Глаза Арнульфа теперь уже метали молнии, и он снова возопил:

– Мы бичуем себя, чтобы сия чаша миновала тебя, Эдуардо! Есть у тебя, наконец, пища для нас?!

Однако крестьянин все еще колебался.

– Я… я… – пролепетал он и замолк.

– Тогда бичуй себя сам, чтобы чума пощадила тебя и твоих близких! – Арнульф буквально воткнул в его руки палку. – Бей себя сам! Или мне за тебя это сделать?

– Ну, я… я мог бы отдать вам одного поросенка.

– Одного? Трех!

Эдуардо хотел уже что-то ответить, но кем-то произнесенное внятное «Нет!» опередило его. Это был Витус, которому все представление было уже поперек горла. Легко вспрыгнув на козлы возле трясущегося от страха крестьянина, он объявил:

– Одного поросенка будет вполне достаточно. В округе много других крестьян, у которых вы можете просить подаяние.

– Кто ты такой?! – рассвирепел Арнульф.

– Меня зовут Витус из Камподиоса. Но происхождение, как и в вашем случае, не играет никакой роли. Называйте меня просто кирургиком, коим я и являюсь.

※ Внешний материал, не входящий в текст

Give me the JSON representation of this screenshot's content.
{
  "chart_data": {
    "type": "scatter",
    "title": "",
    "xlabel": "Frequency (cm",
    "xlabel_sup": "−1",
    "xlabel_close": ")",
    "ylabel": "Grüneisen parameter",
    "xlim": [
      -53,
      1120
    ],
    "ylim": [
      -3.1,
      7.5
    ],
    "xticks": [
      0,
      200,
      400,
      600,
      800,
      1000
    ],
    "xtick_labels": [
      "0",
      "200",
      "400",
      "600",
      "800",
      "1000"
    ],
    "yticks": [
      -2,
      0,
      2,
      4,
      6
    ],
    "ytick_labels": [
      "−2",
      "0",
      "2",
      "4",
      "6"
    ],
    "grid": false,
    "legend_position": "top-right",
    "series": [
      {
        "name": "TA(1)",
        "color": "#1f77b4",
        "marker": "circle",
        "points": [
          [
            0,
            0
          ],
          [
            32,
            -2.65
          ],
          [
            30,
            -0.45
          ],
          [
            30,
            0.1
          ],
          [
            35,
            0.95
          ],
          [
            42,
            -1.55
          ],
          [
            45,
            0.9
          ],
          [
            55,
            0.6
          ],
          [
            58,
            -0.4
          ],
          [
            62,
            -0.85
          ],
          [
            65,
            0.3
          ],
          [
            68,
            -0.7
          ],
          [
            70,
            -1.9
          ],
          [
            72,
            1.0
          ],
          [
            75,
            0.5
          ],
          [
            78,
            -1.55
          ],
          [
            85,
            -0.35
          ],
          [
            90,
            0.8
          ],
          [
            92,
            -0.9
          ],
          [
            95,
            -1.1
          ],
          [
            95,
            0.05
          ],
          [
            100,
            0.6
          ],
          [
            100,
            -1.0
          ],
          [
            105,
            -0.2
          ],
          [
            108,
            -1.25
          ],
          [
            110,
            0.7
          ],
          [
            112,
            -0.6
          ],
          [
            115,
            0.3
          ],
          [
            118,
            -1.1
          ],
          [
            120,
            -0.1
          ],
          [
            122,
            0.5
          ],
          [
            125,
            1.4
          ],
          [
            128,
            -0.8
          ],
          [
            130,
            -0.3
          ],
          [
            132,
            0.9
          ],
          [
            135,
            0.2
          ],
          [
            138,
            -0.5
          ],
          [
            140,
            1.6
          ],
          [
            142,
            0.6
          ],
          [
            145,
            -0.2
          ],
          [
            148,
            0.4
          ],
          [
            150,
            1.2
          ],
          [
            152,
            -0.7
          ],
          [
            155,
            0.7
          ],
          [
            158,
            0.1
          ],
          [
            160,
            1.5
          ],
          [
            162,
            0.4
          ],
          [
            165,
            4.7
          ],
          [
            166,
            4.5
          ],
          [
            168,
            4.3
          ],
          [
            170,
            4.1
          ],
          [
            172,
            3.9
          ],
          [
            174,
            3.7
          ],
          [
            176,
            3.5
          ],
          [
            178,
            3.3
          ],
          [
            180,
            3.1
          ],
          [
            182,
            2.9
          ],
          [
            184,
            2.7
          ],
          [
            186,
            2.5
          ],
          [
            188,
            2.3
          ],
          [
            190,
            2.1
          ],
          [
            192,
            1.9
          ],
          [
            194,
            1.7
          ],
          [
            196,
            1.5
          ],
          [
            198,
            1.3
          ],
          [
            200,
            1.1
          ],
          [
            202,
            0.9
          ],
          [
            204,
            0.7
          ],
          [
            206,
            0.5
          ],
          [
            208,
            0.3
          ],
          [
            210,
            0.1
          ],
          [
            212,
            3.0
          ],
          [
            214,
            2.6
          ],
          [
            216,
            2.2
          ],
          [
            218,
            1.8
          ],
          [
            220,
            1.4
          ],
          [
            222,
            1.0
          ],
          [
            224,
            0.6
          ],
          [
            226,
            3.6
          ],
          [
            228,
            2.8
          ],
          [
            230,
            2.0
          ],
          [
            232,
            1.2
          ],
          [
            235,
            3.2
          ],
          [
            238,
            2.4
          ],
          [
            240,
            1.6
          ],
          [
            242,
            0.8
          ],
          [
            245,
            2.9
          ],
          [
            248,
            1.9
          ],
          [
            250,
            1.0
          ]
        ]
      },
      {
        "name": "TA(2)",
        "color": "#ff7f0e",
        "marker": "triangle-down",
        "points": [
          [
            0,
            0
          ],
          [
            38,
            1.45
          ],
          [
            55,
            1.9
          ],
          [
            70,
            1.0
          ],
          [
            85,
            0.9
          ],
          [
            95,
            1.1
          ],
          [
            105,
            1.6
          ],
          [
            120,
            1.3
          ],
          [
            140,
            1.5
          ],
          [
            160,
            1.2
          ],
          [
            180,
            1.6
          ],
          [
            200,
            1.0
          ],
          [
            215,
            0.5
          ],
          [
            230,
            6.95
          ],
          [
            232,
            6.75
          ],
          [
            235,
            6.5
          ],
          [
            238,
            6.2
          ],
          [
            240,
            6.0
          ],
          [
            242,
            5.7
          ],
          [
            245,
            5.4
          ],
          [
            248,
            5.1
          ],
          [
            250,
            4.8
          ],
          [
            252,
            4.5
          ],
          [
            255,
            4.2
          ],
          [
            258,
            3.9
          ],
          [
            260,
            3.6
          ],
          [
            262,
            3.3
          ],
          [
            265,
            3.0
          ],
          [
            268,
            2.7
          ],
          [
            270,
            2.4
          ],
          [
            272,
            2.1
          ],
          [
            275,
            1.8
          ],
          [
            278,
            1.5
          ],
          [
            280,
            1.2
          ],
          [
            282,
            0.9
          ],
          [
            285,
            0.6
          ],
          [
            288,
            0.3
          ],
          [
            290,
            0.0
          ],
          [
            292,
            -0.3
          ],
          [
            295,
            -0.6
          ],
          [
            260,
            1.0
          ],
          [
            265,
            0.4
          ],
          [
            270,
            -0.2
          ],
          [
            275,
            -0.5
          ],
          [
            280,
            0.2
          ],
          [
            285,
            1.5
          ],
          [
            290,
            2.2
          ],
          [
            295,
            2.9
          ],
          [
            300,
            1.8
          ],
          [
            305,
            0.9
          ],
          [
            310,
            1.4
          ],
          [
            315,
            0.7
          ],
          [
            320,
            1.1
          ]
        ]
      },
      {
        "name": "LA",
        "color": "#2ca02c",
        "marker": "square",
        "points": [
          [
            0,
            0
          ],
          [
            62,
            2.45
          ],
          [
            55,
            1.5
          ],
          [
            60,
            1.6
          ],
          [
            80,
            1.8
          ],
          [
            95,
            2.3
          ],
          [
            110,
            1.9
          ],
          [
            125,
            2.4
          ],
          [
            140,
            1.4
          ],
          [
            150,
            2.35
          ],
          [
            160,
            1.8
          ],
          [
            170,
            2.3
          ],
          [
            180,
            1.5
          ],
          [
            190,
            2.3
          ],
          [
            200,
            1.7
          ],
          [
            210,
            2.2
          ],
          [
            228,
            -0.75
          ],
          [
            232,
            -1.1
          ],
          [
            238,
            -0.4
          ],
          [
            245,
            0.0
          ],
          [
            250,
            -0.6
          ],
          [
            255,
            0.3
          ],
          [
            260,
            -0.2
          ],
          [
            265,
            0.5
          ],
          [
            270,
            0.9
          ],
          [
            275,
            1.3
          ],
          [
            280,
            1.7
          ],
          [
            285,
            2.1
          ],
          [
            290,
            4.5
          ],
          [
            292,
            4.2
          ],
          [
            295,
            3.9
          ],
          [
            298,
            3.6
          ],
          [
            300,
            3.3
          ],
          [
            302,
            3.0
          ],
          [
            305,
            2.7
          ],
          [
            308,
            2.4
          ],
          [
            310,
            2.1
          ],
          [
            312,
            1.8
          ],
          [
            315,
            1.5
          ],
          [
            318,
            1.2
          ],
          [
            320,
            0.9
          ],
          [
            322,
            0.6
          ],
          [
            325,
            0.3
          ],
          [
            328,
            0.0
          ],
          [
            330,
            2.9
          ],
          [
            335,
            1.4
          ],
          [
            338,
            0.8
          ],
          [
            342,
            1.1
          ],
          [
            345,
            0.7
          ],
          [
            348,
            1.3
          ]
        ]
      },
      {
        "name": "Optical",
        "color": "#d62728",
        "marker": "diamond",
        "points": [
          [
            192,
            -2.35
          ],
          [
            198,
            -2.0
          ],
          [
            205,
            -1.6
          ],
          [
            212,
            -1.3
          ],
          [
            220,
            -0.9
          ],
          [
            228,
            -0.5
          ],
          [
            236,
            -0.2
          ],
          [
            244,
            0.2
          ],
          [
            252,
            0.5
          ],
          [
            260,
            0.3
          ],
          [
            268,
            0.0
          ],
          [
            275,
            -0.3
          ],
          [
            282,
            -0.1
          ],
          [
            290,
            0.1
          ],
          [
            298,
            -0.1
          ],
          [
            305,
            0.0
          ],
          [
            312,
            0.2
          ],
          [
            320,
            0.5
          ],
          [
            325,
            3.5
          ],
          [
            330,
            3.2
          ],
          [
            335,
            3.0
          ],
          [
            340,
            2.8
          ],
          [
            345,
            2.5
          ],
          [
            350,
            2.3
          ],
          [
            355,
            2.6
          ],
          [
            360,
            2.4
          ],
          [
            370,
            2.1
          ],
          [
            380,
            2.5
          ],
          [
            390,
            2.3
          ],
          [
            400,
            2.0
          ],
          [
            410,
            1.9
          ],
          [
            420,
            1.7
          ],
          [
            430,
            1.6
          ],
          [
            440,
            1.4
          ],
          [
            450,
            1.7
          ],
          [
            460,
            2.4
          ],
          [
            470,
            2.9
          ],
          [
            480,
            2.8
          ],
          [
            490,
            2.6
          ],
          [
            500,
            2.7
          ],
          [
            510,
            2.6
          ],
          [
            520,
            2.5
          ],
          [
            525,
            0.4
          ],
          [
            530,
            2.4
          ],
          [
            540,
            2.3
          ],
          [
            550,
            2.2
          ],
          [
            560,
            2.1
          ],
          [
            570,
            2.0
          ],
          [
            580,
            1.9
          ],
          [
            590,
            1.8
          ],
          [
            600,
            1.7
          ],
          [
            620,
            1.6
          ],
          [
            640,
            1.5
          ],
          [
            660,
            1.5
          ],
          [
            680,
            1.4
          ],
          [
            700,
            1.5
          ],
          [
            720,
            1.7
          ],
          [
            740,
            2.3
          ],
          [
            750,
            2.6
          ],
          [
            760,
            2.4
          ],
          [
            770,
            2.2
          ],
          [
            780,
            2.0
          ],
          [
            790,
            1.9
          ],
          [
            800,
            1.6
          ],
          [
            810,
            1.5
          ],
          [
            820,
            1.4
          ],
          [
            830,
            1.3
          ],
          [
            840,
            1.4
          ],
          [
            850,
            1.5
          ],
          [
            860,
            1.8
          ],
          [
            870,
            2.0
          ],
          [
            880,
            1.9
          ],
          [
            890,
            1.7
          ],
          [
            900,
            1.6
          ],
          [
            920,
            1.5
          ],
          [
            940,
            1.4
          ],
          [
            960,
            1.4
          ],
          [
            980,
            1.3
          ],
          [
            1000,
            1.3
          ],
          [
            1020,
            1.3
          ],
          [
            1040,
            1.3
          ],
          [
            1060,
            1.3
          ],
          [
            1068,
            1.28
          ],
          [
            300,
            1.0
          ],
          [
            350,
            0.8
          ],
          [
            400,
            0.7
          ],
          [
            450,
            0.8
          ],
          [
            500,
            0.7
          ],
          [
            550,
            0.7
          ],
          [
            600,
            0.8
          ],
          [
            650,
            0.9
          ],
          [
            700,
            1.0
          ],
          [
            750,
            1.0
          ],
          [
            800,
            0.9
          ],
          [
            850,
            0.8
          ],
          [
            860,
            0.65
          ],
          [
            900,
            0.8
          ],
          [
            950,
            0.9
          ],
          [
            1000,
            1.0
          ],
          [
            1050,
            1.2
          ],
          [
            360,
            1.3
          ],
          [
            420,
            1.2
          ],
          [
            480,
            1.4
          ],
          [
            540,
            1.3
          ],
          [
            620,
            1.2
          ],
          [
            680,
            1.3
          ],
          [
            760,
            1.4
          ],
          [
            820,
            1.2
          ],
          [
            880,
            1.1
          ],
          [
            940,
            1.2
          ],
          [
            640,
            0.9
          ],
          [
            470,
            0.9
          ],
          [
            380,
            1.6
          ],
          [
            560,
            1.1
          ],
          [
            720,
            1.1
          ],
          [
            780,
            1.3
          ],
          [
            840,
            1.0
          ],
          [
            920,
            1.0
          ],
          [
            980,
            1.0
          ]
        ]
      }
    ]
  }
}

– Так знай, кирургик, что подавать бедным – богоугодное дело. Имеющий мало да отдаст мало, имеющий много отдаст много. А, как мы заметили, у Эдуардо много поросят.

– Их всего девять. Требуя трех, вы хотите не менее трети его состояния. Но даже если бы вы довольствовались одним, вы и тогда получили бы с него больше десятины. – Витус замолчал. Ситуация напомнила ему продажу индульгенций, по праву заклейменную в Германии доктором Мартином Лютером. Никто, полагал немецкий реформатор, не имеет права становиться между Богом и людьми, тем более вымогать деньги на постройку собора Святого Петра в Риме. – Так что берите ради Всевышнего одного поросенка и будьте довольны. А уж если вы толкуете о богоугодных делах, то позвольте вам заметить, что бедности всегда сопутствует смирение и не приличествуют дерзкие требования. – Он выбрал маленького поросенка и передал Арнульфу.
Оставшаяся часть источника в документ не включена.